A follow up exercise treadmill test with nuclear imaging was performed one month later. The patient achieved for the third time a workload of 10 metabolic equivalents while remaining asymptomatic. No evidence of myocardial ischaemia was noted confirming the previous findings.
The appearance of transient and the exaggeration of previously existing Q waves in leads V1–V3 has been reported in the literature. The mechanism remains elusive. The development of transient Q waves in leads II, III, and aVF during exercise has been reported in only one patient by Segers et al,2 one patient by Greenspan et al,3 and three patients by Przybojewski et al.4 Coronary arteriograms were negative for obstructive coronary artery disease in those patients and the authors concluded that these Q waves were not diagnostic of underlying coronary artery disease.2–4
The development of TAQs can be explained by three interdependent mechanisms.
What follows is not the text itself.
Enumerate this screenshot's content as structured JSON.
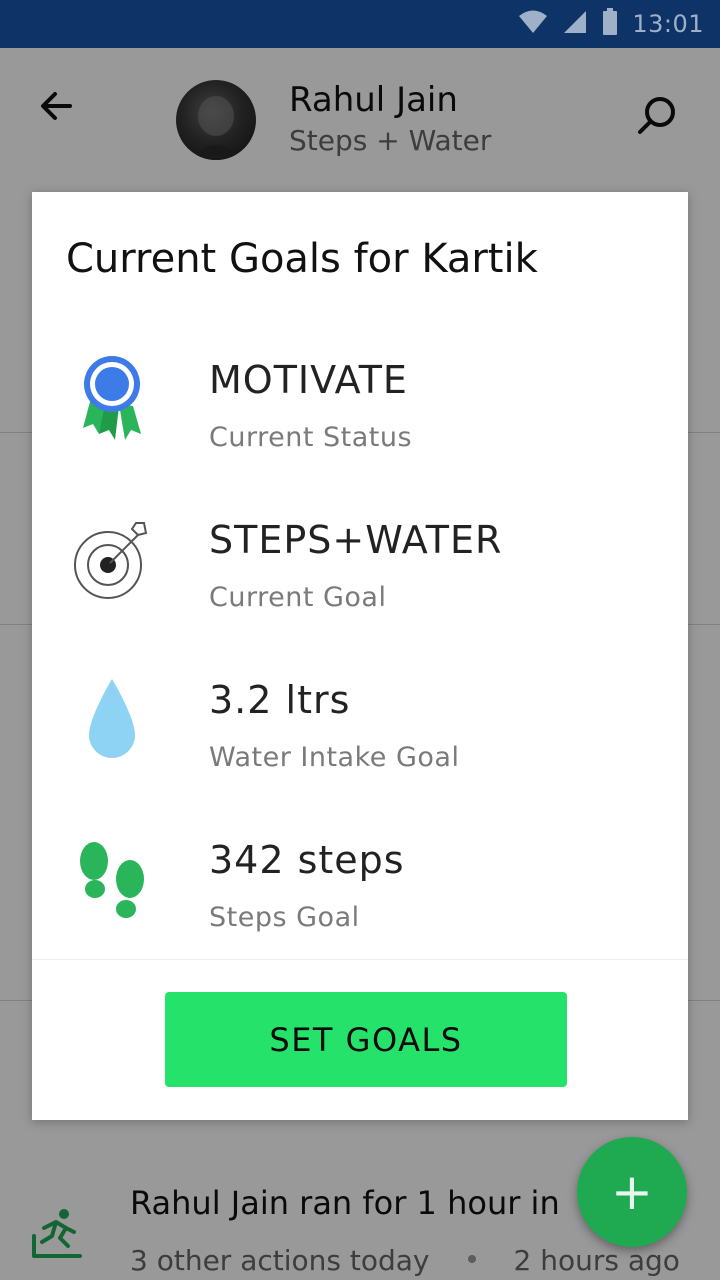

Firstly, we suggest that left ventricular axis alteration during hyperventilation and hyperinflation induced by exercise may cause a rightward shift in the frontal plane electrical QRS axis with subsequent development of Q waves in leads II, III, and aVF. Bruce et al5 suggested that exercise induced enhancement of ventricular diastolic filling would increase intramyocardial tension with potential axis alteration, resulting in abnormal Q waves.
Another mechanism may be a conduction delay caused by interruption of a branch of the conduction system, which may alter the initial electrical vectors leading, for example, to a transient heart rate dependent left anterior fascicular block and the development of Q waves in leads II, III, and aVF.
Finally, spasm induced hypoperfusion may result in transient metabolic standstill and ultrastructural changes to the point that balanced electrical activity is not generated in these portions of the left ventricle.6 The finding of abnormal contraction patterns of the left ventricle associated with Q waves with an improved response to glyceryl trinitrate suggests that ischaemia may induce electrical silence without infarction.7 In experimental myocardial ischaemia in dogs, Q waves appeared during coronary occlusion and disappeared within four minutes after restoration of blood flow.8
The transient nature and relative reproducibility of TAQs in the subsequent exercise stress studies in our patient, as well as the absence of echocardiographic and nuclear imaging evidence of inferior wall ischaemia, confirm that the exercise induced TAQs in our patient do not represent myocardial ischaemia or myocardial infarction. TAQs indicate a transient loss of electromotive force or inexcitability, which is not synonymous with tissue death. Therefore, there was no indication for further cardiac testing in this asymptomatic low risk patient.
We conclude that exercise induced Q waves that return to the resting value must initially be considered to be normal unless ischaemic heart disease is seriously considered. These Q waves reflect a temporary loss of action potential secondary to electrical axis alteration, transient conduction block, or reversible ischaemia.
The authors thank Dr J Willis Hurst for his contribution in the preparation of this communication.